Боги! Каков вопросец… Группа поиска смотрит в корень, в корень, висящий в воздухе, в сокровенную пустоту моей жизни…
— Какого фактически жанра? Я артист оригинального жанра.
— Понятно, товарищ артист, понятно. Не обижайтесь, такая служба. К тому же всесоюзный розыск.
Милейшая деревенская, на постном молоке разведенная синька теперь уже снова плескалась в глазах лейтенанта. Паспорт, а затем и удостоверение вернулись к Дурову. Почетная грамота чуть-чуть задержалась.
— «…за постановку спортивного праздника „День, звени!“…» Значит, это вы, Павел Аполлинарьевич, в нашем городе устраивали праздник?
— Я там мизансцены разводил, — скромно промямлил Дуров.
— Вот повезло! — воскликнул лейтенант.
— Кому повезло? — удивился Дуров.
— Мне. Буду рассказывать в подразделении, не поверят хлопцы.
— А вы, друг мой, значит, лейтенант милиции? — спросил Дуров. — Две звездочки вполне меня убеждают. Нет, нет, не нужно документов. И бакенбардов вы никогда не носили? Нет, умоляю, никаких документов. У вас своя профессия, у меня своя. Словесный портрет похож на любого человека, но люди моей профессии умеют отличать тех, кто не способен к изготовлению фальшивых дензнаков. Уж такие задачки для нас семечки! Уверяю вас. Посмотрите, дружище, радуга! Вот, новое чудо — радуга на все небо. Знаете, мне стыдно признаться, но еще несколько времени назад я адресовал этому свирепому дождю нелестные эпитеты — видите, и сейчас говорю «свирепый»… — мне казалось, что я выброшен в мир неживой равнодушной природы, но сейчас — посмотрите, как все преобразилось! Радуга через все небо! и малые радуги там и сям меж кустов! капли повсюду висят и блестят! пузыри валандаются в лужах! асфальт проясняется, дорога стремительно проявляется из тумана, будто кто-то трет пальцем переводную картинку! какие стволы черные! вот вам красота черного цвета! положите сюда любое — и любое засверкает, но мокрое черное среди зелени — всегда жизнь! — да-да, сейчас-то я понимаю, что и это неистовство было направлено к нам не просто так, но по адресу… быть может, как напоминание, но в конечном счете как ободрение… Ты согласен, офицер?
— Счастливого вам пути, — сказал лейтенант. — Вот мой Юрка появился. Значит, счастливо.
— Но вы согласны со мной? — настаивал на вопросе Дуров.
— Оптимистически с вами согласен.
Они пожали друг другу руки и расстались.
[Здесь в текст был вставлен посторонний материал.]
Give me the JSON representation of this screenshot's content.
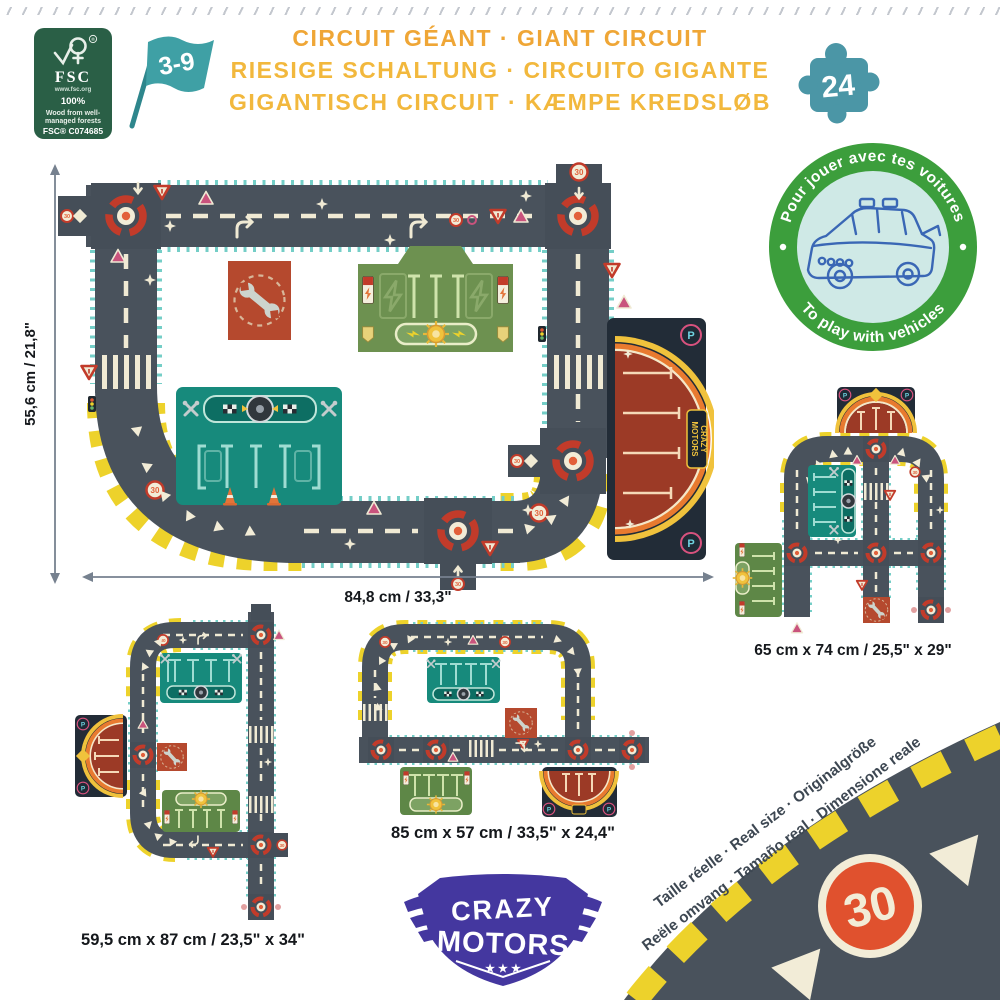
{
  "header": {
    "fsc": {
      "brand": "FSC",
      "reg": "®",
      "url": "www.fsc.org",
      "percent": "100%",
      "desc_line1": "Wood from well-",
      "desc_line2": "managed forests",
      "license": "FSC® C074685"
    },
    "age_range": "3-9",
    "title_line1": "CIRCUIT GÉANT · GIANT CIRCUIT",
    "title_line2": "RIESIGE SCHALTUNG · CIRCUITO GIGANTE",
    "title_line3": "GIGANTISCH CIRCUIT · KÆMPE KREDSLØB",
    "pieces_count": "24"
  },
  "play_badge": {
    "text_top": "Pour jouer avec tes voitures",
    "text_bottom": "To play with vehicles"
  },
  "main_circuit": {
    "height_label": "55,6 cm / 21,8\"",
    "width_label": "84,8 cm / 33,3\"",
    "speed_sign": "30",
    "parking_letter": "P"
  },
  "brand": {
    "word_top": "CRAZY",
    "word_bottom": "MOTORS",
    "stars": "★ ★ ★"
  },
  "variant_right": {
    "size_label": "65 cm x 74 cm / 25,5\" x 29\""
  },
  "variant_middle": {
    "size_label": "85 cm x 57 cm / 33,5\" x 24,4\""
  },
  "variant_left": {
    "size_label": "59,5 cm x 87 cm / 23,5\" x 34\""
  },
  "real_size": {
    "label_line1": "Taille réelle · Real size · Originalgröße",
    "label_line2": "Reële omvang · Tamaño real · Dimensione reale",
    "speed_sign": "30"
  },
  "colors": {
    "road": "#49525c",
    "teal_edge": "#74cec7",
    "hazard_yellow": "#edd22b",
    "cream": "#f0ead4",
    "signal_red": "#c23b2a",
    "station_green": "#6d9150",
    "garage_teal": "#178a7c",
    "parking_red": "#9c3a26",
    "wrench_tile_red": "#b5492e",
    "badge_green": "#3c9e3c",
    "badge_inner_blue": "#cfe9e6",
    "brand_indigo": "#44379f",
    "title_orange": "#efa636",
    "title_yellow": "#f2b83d",
    "fsc_green": "#2a5f46",
    "flag_teal": "#3fa0a5"
  }
}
Лейтенант быстро пошел по шоссе, разбрызгивая лужи и грозя пальцем автоматчику Юрке, который медленно, нога за ногу, приближался и разводил руками — жест, означавший что-то вроде «а-я-то-здесь-при-чем-без-меня-меня-женили».
Дуров поехал дальше, глядя на волшебное завершение грозового процесса в небесах над большой территорией Европы. Музыки попросила его душа и тут же ее получила. В приемнике зазвучало что-то из Моцарта. Ликующие скрипки. Дуров радовался сейчас неизвестно чему, то есть радовался чисто и истинно, но в то же время он как бы и побаивался своей истинной радости: как бы не дорадоваться до горя!
Такое ощущение было уже привилегией его возраста. Он знал это по собственному опыту, по хмельным откровениям товарищей, по литературе и кинематографу: ранние сороковые дают подобную неуверенность, страх перед полной радостью, вечную тревогу — не досмеяться бы до слез.
Что-то должно присутствовать в этом ликовании паршивое. Для устойчивости полная радость должна быть все-таки неполной, должна хоть с краешку замутняться хоть крошечной дрянью. Он стал искать свое дрянцо и конечно же быстро нашел.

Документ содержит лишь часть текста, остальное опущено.